Negotiations Front: We do not believe the Communists now want to negotiate a new agreement on Laos. They will probably not want a separate Lao accord before Vietnam has been settled. But the Communists may hope that military pressure can persuade Souvanna to accept some “understanding” under which the Communist hold on the Lao Government structure would be increased without revising the 1962 Geneva Accords.

With regard to the United States, Communist actions would be intended to warn us that we cannot get peace in Southeast Asia without dealing with Hanoi. Even though Vietnamization may ease our problems in Vietnam, it cannot help us in Laos.

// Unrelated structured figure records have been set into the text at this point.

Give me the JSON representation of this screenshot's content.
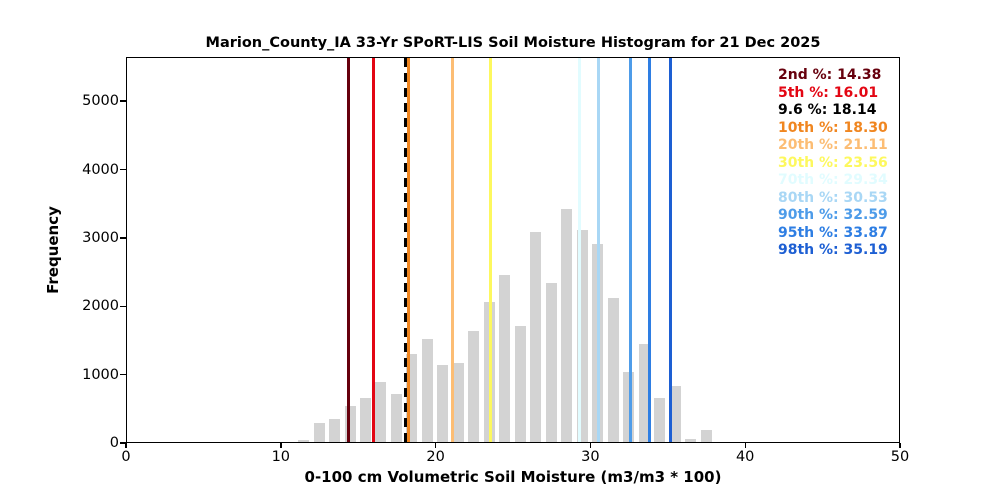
{
  "figure": {
    "title": "Marion_County_IA 33-Yr SPoRT-LIS Soil Moisture Histogram for 21 Dec 2025",
    "xlabel": "0-100 cm Volumetric Soil Moisture (m3/m3 * 100)",
    "ylabel": "Frequency",
    "background": "#ffffff"
  },
  "chart_data": {
    "type": "bar",
    "title": "Marion_County_IA 33-Yr SPoRT-LIS Soil Moisture Histogram for 21 Dec 2025",
    "xlabel": "0-100 cm Volumetric Soil Moisture (m3/m3 * 100)",
    "ylabel": "Frequency",
    "xlim": [
      0,
      50
    ],
    "ylim": [
      0,
      5645
    ],
    "xticks": [
      0,
      10,
      20,
      30,
      40,
      50
    ],
    "yticks": [
      0,
      1000,
      2000,
      3000,
      4000,
      5000
    ],
    "grid": false,
    "bar_color": "#d3d3d3",
    "bin_width_units": 0.71,
    "bin_centers": [
      11.5,
      12.5,
      13.5,
      14.5,
      15.5,
      16.5,
      17.5,
      18.5,
      19.5,
      20.5,
      21.5,
      22.5,
      23.5,
      24.5,
      25.5,
      26.5,
      27.5,
      28.5,
      29.5,
      30.5,
      31.5,
      32.5,
      33.5,
      34.5,
      35.5,
      36.5,
      37.5
    ],
    "frequencies": [
      30,
      280,
      330,
      520,
      640,
      875,
      700,
      1290,
      1500,
      1130,
      1150,
      1630,
      2050,
      2450,
      1700,
      3070,
      2330,
      3410,
      3100,
      2900,
      2100,
      1030,
      1440,
      640,
      815,
      50,
      180
    ],
    "legend_position": "upper right",
    "percentile_lines": [
      {
        "label": "2nd %",
        "value": 14.38,
        "display": "2nd %: 14.38",
        "color": "#67000d",
        "dashed": false
      },
      {
        "label": "5th %",
        "value": 16.01,
        "display": "5th %: 16.01",
        "color": "#e30613",
        "dashed": false
      },
      {
        "label": "9.6 %",
        "value": 18.14,
        "display": "9.6 %: 18.14",
        "color": "#000000",
        "dashed": true
      },
      {
        "label": "10th %",
        "value": 18.3,
        "display": "10th %: 18.30",
        "color": "#f08620",
        "dashed": false
      },
      {
        "label": "20th %",
        "value": 21.11,
        "display": "20th %: 21.11",
        "color": "#fcbd74",
        "dashed": false
      },
      {
        "label": "30th %",
        "value": 23.56,
        "display": "30th %: 23.56",
        "color": "#fdf85e",
        "dashed": false
      },
      {
        "label": "70th %",
        "value": 29.34,
        "display": "70th %: 29.34",
        "color": "#e1fcff",
        "dashed": false
      },
      {
        "label": "80th %",
        "value": 30.53,
        "display": "80th %: 30.53",
        "color": "#a9d7f5",
        "dashed": false
      },
      {
        "label": "90th %",
        "value": 32.59,
        "display": "90th %: 32.59",
        "color": "#4e9ce9",
        "dashed": false
      },
      {
        "label": "95th %",
        "value": 33.87,
        "display": "95th %: 33.87",
        "color": "#2e7ee3",
        "dashed": false
      },
      {
        "label": "98th %",
        "value": 35.19,
        "display": "98th %: 35.19",
        "color": "#1d5fd3",
        "dashed": false
      }
    ]
  }
}
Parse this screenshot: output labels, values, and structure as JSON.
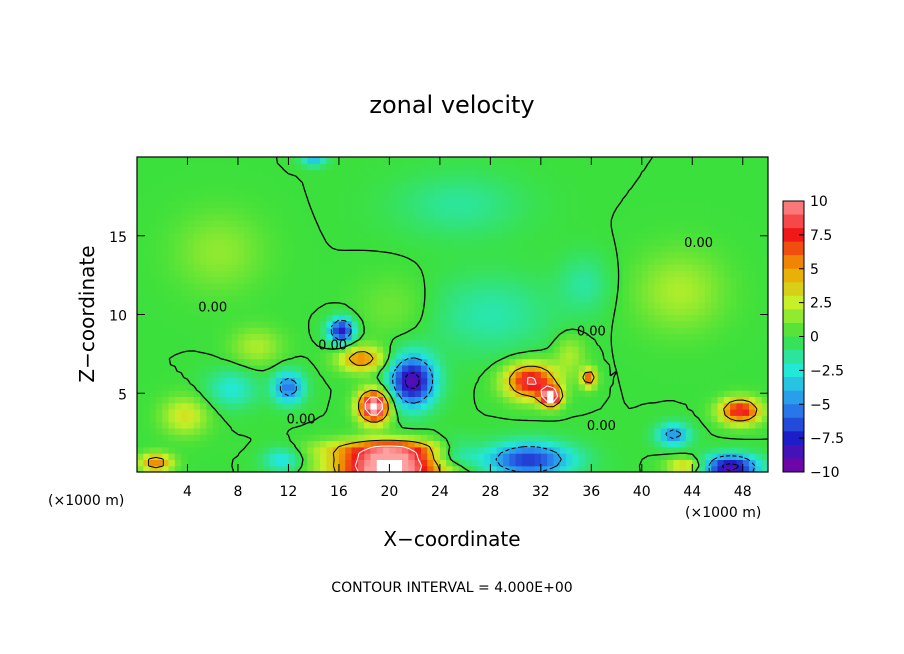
{
  "chart_data": {
    "type": "heatmap",
    "title": "zonal velocity",
    "xlabel": "X−coordinate",
    "ylabel": "Z−coordinate",
    "x_unit_left": "(×1000 m)",
    "x_unit_right": "(×1000 m)",
    "footer": "CONTOUR INTERVAL = 4.000E+00",
    "xlim": [
      0,
      50
    ],
    "ylim": [
      0,
      20
    ],
    "x_ticks": [
      4,
      8,
      12,
      16,
      20,
      24,
      28,
      32,
      36,
      40,
      44,
      48
    ],
    "x_tick_labels": [
      "4",
      "8",
      "12",
      "16",
      "20",
      "24",
      "28",
      "32",
      "36",
      "40",
      "44",
      "48"
    ],
    "y_ticks": [
      5,
      10,
      15
    ],
    "y_tick_labels": [
      "5",
      "10",
      "15"
    ],
    "colorbar": {
      "ticks": [
        10,
        7.5,
        5,
        2.5,
        0,
        -2.5,
        -5,
        -7.5,
        -10
      ],
      "tick_labels": [
        "10",
        "7.5",
        "5",
        "2.5",
        "0",
        "−2.5",
        "−5",
        "−7.5",
        "−10"
      ],
      "range": [
        -10,
        10
      ]
    },
    "contour_labels": [
      {
        "text": "0.00",
        "x": 44.5,
        "z": 14.6
      },
      {
        "text": "0.00",
        "x": 6.0,
        "z": 10.5
      },
      {
        "text": "0.00",
        "x": 15.5,
        "z": 8.1
      },
      {
        "text": "0.00",
        "x": 36.0,
        "z": 9.0
      },
      {
        "text": "0.00",
        "x": 13.0,
        "z": 3.4
      },
      {
        "text": "0.00",
        "x": 36.8,
        "z": 3.0
      }
    ],
    "features": [
      {
        "x": 20.0,
        "z": 0.3,
        "v": 12,
        "sx": 4.2,
        "sz": 1.2
      },
      {
        "x": 20.0,
        "z": 1.5,
        "v": 5,
        "sx": 5.0,
        "sz": 0.6
      },
      {
        "x": 18.8,
        "z": 4.2,
        "v": 12,
        "sx": 1.2,
        "sz": 1.0
      },
      {
        "x": 21.8,
        "z": 5.8,
        "v": -9,
        "sx": 1.8,
        "sz": 1.6
      },
      {
        "x": 17.8,
        "z": 7.2,
        "v": 5.5,
        "sx": 1.8,
        "sz": 0.8
      },
      {
        "x": 16.2,
        "z": 9.0,
        "v": -8,
        "sx": 1.0,
        "sz": 0.8
      },
      {
        "x": 31.2,
        "z": 5.8,
        "v": 8.5,
        "sx": 2.0,
        "sz": 1.1
      },
      {
        "x": 32.8,
        "z": 4.8,
        "v": 11,
        "sx": 0.8,
        "sz": 0.6
      },
      {
        "x": 35.8,
        "z": 6.0,
        "v": 6.5,
        "sx": 0.6,
        "sz": 0.6
      },
      {
        "x": 34.3,
        "z": 7.5,
        "v": 2,
        "sx": 1.2,
        "sz": 1.2
      },
      {
        "x": 47.8,
        "z": 3.9,
        "v": 8,
        "sx": 1.6,
        "sz": 0.8
      },
      {
        "x": 47.0,
        "z": 0.3,
        "v": -9,
        "sx": 2.2,
        "sz": 0.8
      },
      {
        "x": 31.0,
        "z": 0.8,
        "v": -7,
        "sx": 3.5,
        "sz": 1.1
      },
      {
        "x": 25.0,
        "z": 1.2,
        "v": -3.5,
        "sx": 2.0,
        "sz": 0.9
      },
      {
        "x": 42.5,
        "z": 2.4,
        "v": -5,
        "sx": 1.3,
        "sz": 0.7
      },
      {
        "x": 12.0,
        "z": 5.4,
        "v": -5.5,
        "sx": 1.2,
        "sz": 1.0
      },
      {
        "x": 3.8,
        "z": 3.6,
        "v": 3,
        "sx": 1.8,
        "sz": 1.2
      },
      {
        "x": 7.5,
        "z": 5.3,
        "v": -2.5,
        "sx": 2.0,
        "sz": 1.2
      },
      {
        "x": 1.5,
        "z": 0.6,
        "v": 5.5,
        "sx": 1.3,
        "sz": 0.6
      },
      {
        "x": 43.5,
        "z": 0.4,
        "v": 4,
        "sx": 1.5,
        "sz": 0.5
      },
      {
        "x": 25.5,
        "z": 17.0,
        "v": -1.5,
        "sx": 5.0,
        "sz": 2.0
      },
      {
        "x": 6.5,
        "z": 14.0,
        "v": 1.5,
        "sx": 3.5,
        "sz": 2.5
      },
      {
        "x": 28.0,
        "z": 10.0,
        "v": -1.8,
        "sx": 5.0,
        "sz": 2.5
      },
      {
        "x": 43.0,
        "z": 11.5,
        "v": 2.0,
        "sx": 3.5,
        "sz": 2.5
      },
      {
        "x": 35.5,
        "z": 12.0,
        "v": -1.5,
        "sx": 2.0,
        "sz": 1.8
      },
      {
        "x": 20.5,
        "z": 10.5,
        "v": 1.0,
        "sx": 3.0,
        "sz": 2.0
      },
      {
        "x": 11.5,
        "z": 0.8,
        "v": -3.0,
        "sx": 1.5,
        "sz": 0.8
      },
      {
        "x": 9.5,
        "z": 8.0,
        "v": 2.0,
        "sx": 2.0,
        "sz": 1.2
      },
      {
        "x": 14.0,
        "z": 19.8,
        "v": -3.5,
        "sx": 1.0,
        "sz": 0.4
      }
    ]
  }
}
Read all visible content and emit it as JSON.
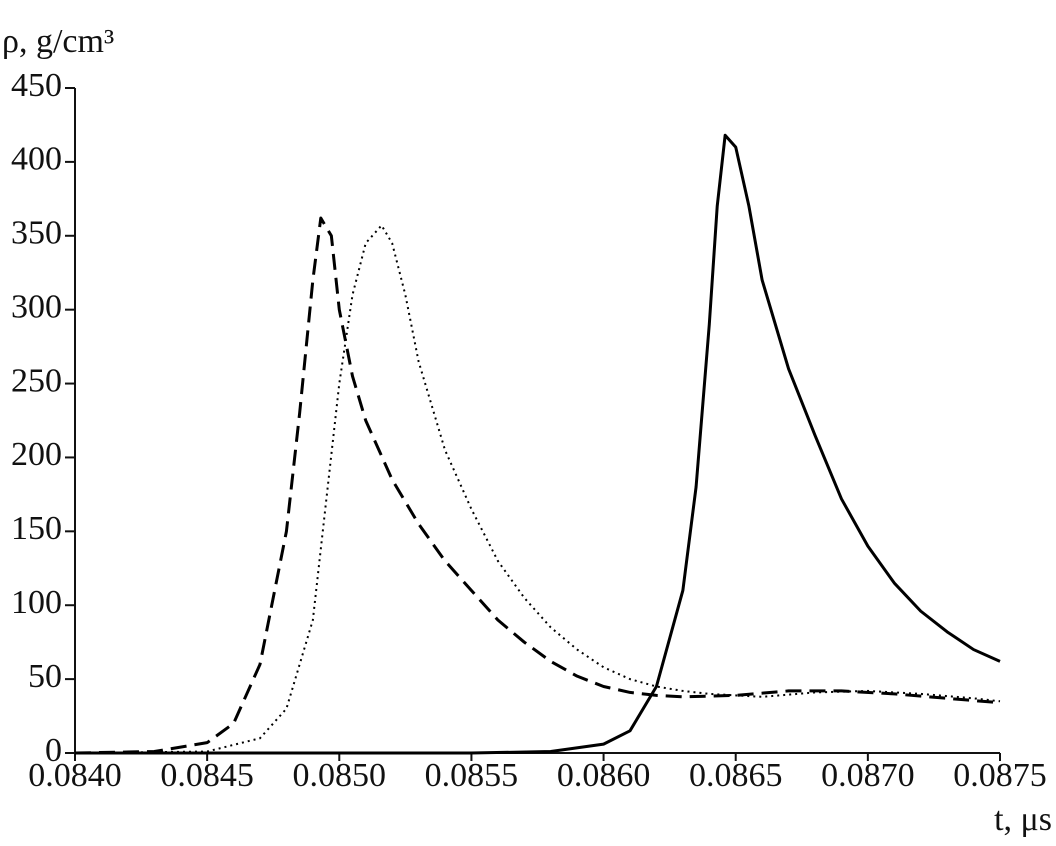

Problems for Hanoi: All this is not so simple as it sounds. There is evidence that even the North Vietnamese forces in Laos, which used to sweep up the battlefield against Government forces whenever they entered into action, are not quite what they used to be. (This is also true in South Vietnam.) They are younger, less well trained, and less well led. Recent reports indicate that some units were very demoralized by tactical air raids against their positions. General Vang Pao’s Meo Forces are tried but tough. This does not mean that Hanoi cannot achieve many and perhaps all its military objectives. But the action may well not be as easy as they would wish, particularly if the weather permits a sustained tactical air effort in support of Vang Pao.2

  1. Source: National Archives, Nixon Presidential Materials, NSC Files, Box 546, Country Files, Far East, Laos, Vol. IV, 1 February 1970–31 March 1970. Secret. According to an attached undated note from Haig to Kissinger, Smyser prepared this estimate of North Vietnam’s current intention with regard to Laos.
  2. In a February 12 memorandum to the President, Kissinger responded to Nixon’s request for a report on air drops of food and material in Laos. Kissinger summarized two attached papers by CIA on “Food Drops in Laos” and “Air America Operations in Laos.” Nixon wrote the following comment on the summary of Air America Operations: “K. Sounds like a good operation—unless the amount of good is less than the obviously very heavy cost of the program.” (Ibid.)